As long as it’s hot and it brings you a sense of contentment, coziness and security, you’re doing it right – Hygge style. My personal favorite is Yogi brand Honey Lavender Stress Relief or Thrive Market Chamomile with just a bit of honey. According to Meik Wiking, the CEO of the Happiness Research Institute in Copenhagen, 86% of Danes name hot drinks as one of the main things they associate with being Hygge.
I’m warm and cozy just thinking about it.
An absolute must have! I always have an abundance of candles lit and plenty on deck ready to go. Soft lighting is one of the most comforting elements of any Hygge atmosphere. In The Little Book of Hygge, author Meik Wiking says that 85% of Danes associate candles with the Hygge lifestyle. I like to find ones with calming and sensual scents like lavender, patchouli, tonka and oud. I always try to find soy candles or candles with the least amount of carcinogenic effects in them. My personal favorites are Hobby Lobby’s Coconut Milk and Patchouli or DW Candles brand Patchouli and Oud when they can keep it in stock!
Comfort is one of the cornerstones of Hygge living. To me, there is nothing more comforting than huge and fluffy pillows and blankets – the warmer, the better. Even here in California, I am finding myself the happiest when I’m snuggled up on the couch or my bed with several throw pillows and woven blankets. There’s something almost childlike and endearing about this practice of burrowing under all the cozy fabrics and textures; I’m sure the kids would love this one too!
I’ve found that TJMaxx is really good for finding super cute and tactile throw blankets and pillows. These would also be really good things to look for locally. I LOVE supporting local small businesses. Check Etsy or even reach out on your military bases to see if you can support a fellow military mama!
Part of what makes Hygge living so great is that it embraces the concept of pausing and taking a break from the monotony and the chaos of the everyday grind. It delightfully forces us to stop, breathe, and understand that life should be a happy thing and not a task. What better way to pause and take a break from the real world than with a book? Actually, with LOTS of books!
I definitely married the right man; he collects books and has all kinds of genres to choose from. Classic literature from authors like Jane Austen, Charles Dickens, Ernest Hemingway, Leo Tolstoy and many others are the most Hygge appropriate. But I’ve decorated (as well as read) my home with everything from Moby Dick to Eat, Pray, Love to The Big Bad Book of Bill Murray and everything in between. I like to keep it humorous. Our bathroom even boasts a few good reads like I Just Want to Pee Alone and National Geographic’s The Handbook for Practical Spying – for when you’re going to be in there a while.
My favorite place to buy (and even sell) our books is the Half Off Books. They have locations all over the country, and I’ve even bought from their store online.
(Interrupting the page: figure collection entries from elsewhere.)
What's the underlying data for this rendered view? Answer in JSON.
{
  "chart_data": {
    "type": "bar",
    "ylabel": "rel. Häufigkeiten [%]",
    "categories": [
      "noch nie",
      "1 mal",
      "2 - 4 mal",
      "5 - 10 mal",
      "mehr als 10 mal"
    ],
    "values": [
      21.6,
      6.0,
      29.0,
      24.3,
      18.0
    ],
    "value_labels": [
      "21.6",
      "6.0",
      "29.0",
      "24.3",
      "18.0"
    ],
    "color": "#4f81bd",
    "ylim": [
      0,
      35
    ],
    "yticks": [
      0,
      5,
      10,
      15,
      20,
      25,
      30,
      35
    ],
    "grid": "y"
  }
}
Life is short, eat your dessert first.
Baking and consuming delicious dessert-like treats, while not necessarily good every single day, is a part of a Hygge lifestyle. In the traditional sense, it’s a lot of baked breads and other carb-filled goodness. My interpretation of it is basically anything that can be considered a comfort food.
Meik Wiking wrote, ‘Something sinful is an integral component to the Hygge ritual.’
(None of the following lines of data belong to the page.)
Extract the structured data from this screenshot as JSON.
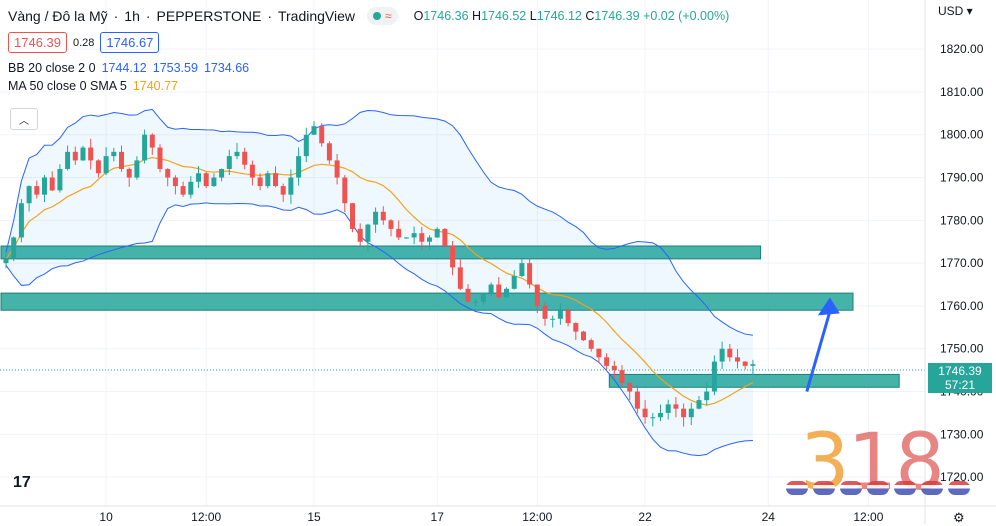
{
  "header": {
    "symbol": "Vàng / Đô la Mỹ",
    "sep1": "·",
    "interval": "1h",
    "sep2": "·",
    "broker": "PEPPERSTONE",
    "sep3": "·",
    "platform": "TradingView",
    "ohlc": {
      "o_label": "O",
      "o": "1746.36",
      "h_label": "H",
      "h": "1746.52",
      "l_label": "L",
      "l": "1746.12",
      "c_label": "C",
      "c": "1746.39",
      "change": "+0.02 (+0.00%)"
    },
    "sell_price": "1746.39",
    "spread": "0.28",
    "buy_price": "1746.67"
  },
  "indicators": {
    "bb": {
      "name": "BB 20 close 2 0",
      "basis": "1744.12",
      "upper": "1753.59",
      "lower": "1734.66"
    },
    "ma": {
      "name": "MA 50 close 0 SMA 5",
      "value": "1740.77"
    }
  },
  "axis": {
    "currency": "USD",
    "price_ticks": [
      "1820.00",
      "1810.00",
      "1800.00",
      "1790.00",
      "1780.00",
      "1770.00",
      "1760.00",
      "1750.00",
      "1740.00",
      "1730.00",
      "1720.00"
    ],
    "time_ticks": [
      "10",
      "12:00",
      "15",
      "17",
      "12:00",
      "22",
      "24",
      "12:00"
    ]
  },
  "current_price": {
    "value": "1746.39",
    "countdown": "57:21"
  },
  "watermark": {
    "text_a": "3",
    "text_b": "18"
  },
  "colors": {
    "up": "#26a69a",
    "down": "#ef5350",
    "bb": "#2962ff",
    "ma": "#f6a01a",
    "zone": "#26a69a",
    "arrow": "#2962ff"
  },
  "chart_data": {
    "type": "candlestick",
    "ylim": [
      1717,
      1824
    ],
    "y_ticks": [
      1720,
      1730,
      1740,
      1750,
      1760,
      1770,
      1780,
      1790,
      1800,
      1810,
      1820
    ],
    "x_ticks": [
      {
        "label": "10",
        "i": 13
      },
      {
        "label": "12:00",
        "i": 26
      },
      {
        "label": "15",
        "i": 40
      },
      {
        "label": "17",
        "i": 56
      },
      {
        "label": "12:00",
        "i": 69
      },
      {
        "label": "22",
        "i": 83
      },
      {
        "label": "24",
        "i": 99
      },
      {
        "label": "12:00",
        "i": 112
      }
    ],
    "close_path": [
      1771,
      1776,
      1784,
      1788,
      1786,
      1790,
      1787,
      1792,
      1796,
      1794,
      1797,
      1794,
      1791,
      1795,
      1796,
      1792,
      1790,
      1794,
      1800,
      1797,
      1792,
      1790,
      1788,
      1786,
      1789,
      1791,
      1788,
      1790,
      1792,
      1795,
      1796,
      1793,
      1790,
      1788,
      1791,
      1788,
      1786,
      1790,
      1795,
      1800,
      1802,
      1798,
      1794,
      1790,
      1784,
      1778,
      1775,
      1779,
      1782,
      1780,
      1778,
      1776,
      1776,
      1777,
      1775,
      1776,
      1778,
      1774,
      1769,
      1764,
      1761,
      1761,
      1763,
      1765,
      1762,
      1764,
      1767,
      1770,
      1765,
      1760,
      1757,
      1757,
      1759,
      1756,
      1754,
      1752,
      1750,
      1748,
      1746,
      1745,
      1742,
      1740,
      1736,
      1734,
      1734,
      1735,
      1737,
      1736,
      1734,
      1736,
      1738,
      1740,
      1747,
      1750,
      1748,
      1747,
      1746,
      1746.39
    ],
    "zones": [
      {
        "from_i": 0,
        "to_i": 98,
        "low": 1771,
        "high": 1774
      },
      {
        "from_i": 0,
        "to_i": 110,
        "low": 1759,
        "high": 1763
      },
      {
        "from_i": 79,
        "to_i": 116,
        "low": 1741,
        "high": 1744
      }
    ],
    "arrow": {
      "from_i": 104,
      "from_p": 1740,
      "to_i": 107,
      "to_p": 1762
    },
    "current_price": 1746.39
  }
}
It is about simply being kind to yourself and allowing yourself to have a treat every once in a while. Again, a break from the normal routine is part of what makes it comforting, secure, and peaceful.
I’m from Detroit, Michigan and I’m in LOVE with a local bakery called Sister Pie. They have pies like Sour Cherry Bourbon, Salted Maple and their famous Banana Pete pie. They also have vegan brownies (which I would never have guessed to be vegan) and Golden Oatie cookies. The owner, Lisa Ludwinski, put out a cookbook a few years ago, and I was one of the first to purchase it because my husband loves their Peanut Butter and Paprika cookies. There are sweet and savory comfort foods in it. In terms of Hygge – their baked goods totally meet the standard.